“Clamoroso!”. Sondaggi, cambia tutto: oggi gli italiani voterebbero così

Giovanni Poloni

20/02/2026

Sul fronte delle coalizioni 2022, il centrodestra scende al 46,6% (-1,4%), mentre il centrosinistra si attesta al 30% (-0,1%). Il Movimento 5 Stelle conferma l’11,8%, il Terzo Polo sale al 5,8% (+0,5%) e gli “Altri” raggiungono il 5,8% (+1,4%). Numeri che segnalano un lieve riequilibrio complessivo.

Capitolo a parte per il referendum costituzionale. Continua infatti a ridursi la distanza tra il Sì e il No: i favorevoli alla riforma sono al 52,9% (-0,1%), mentre i contrari salgono al 47,1% (+0,1%). Una forbice che si assottiglia e che potrebbe rendere più incerta la sfida nelle urne.

Il riavvicinamento non riguarda solo il dato complessivo, ma anche i singoli contenuti della riforma, dove si registra un progressivo riequilibrio delle opinioni. Il trend segnala una campagna referendaria sempre più combattuta e polarizzata.

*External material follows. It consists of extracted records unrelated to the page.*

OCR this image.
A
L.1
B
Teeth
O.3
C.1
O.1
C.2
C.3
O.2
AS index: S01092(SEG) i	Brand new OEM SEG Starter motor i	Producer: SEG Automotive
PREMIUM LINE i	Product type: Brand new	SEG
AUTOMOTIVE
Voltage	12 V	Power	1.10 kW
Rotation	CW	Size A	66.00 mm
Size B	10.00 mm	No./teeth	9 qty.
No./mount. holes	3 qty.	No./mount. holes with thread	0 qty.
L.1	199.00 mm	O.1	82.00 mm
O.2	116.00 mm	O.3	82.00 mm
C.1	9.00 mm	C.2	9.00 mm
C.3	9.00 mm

Le variazioni indicate fanno riferimento, per le liste, alla Supermedia di due settimane fa (5 febbraio 2025) e, per il referendum, a quella di una settimana fa (12 febbraio 2026). Un confronto che consente di leggere con maggiore precisione le oscillazioni dell’elettorato.

La Supermedia Youtrend/Agi è una media ponderata dei sondaggi nazionali sulle intenzioni di voto, basata su rilevazioni effettuate tra il 5 e il 18 febbraio e ponderate il 19 febbraio in base a campione, data e metodo di raccolta. Gli istituti considerati includono EMG, Eumetra, Only Numbers, Piepoli, SWG, Tecnè, Youtrend e, per il referendum, anche Ipsos. Un quadro che restituisce una fotografia aggiornata e articolata degli equilibri politici italiani.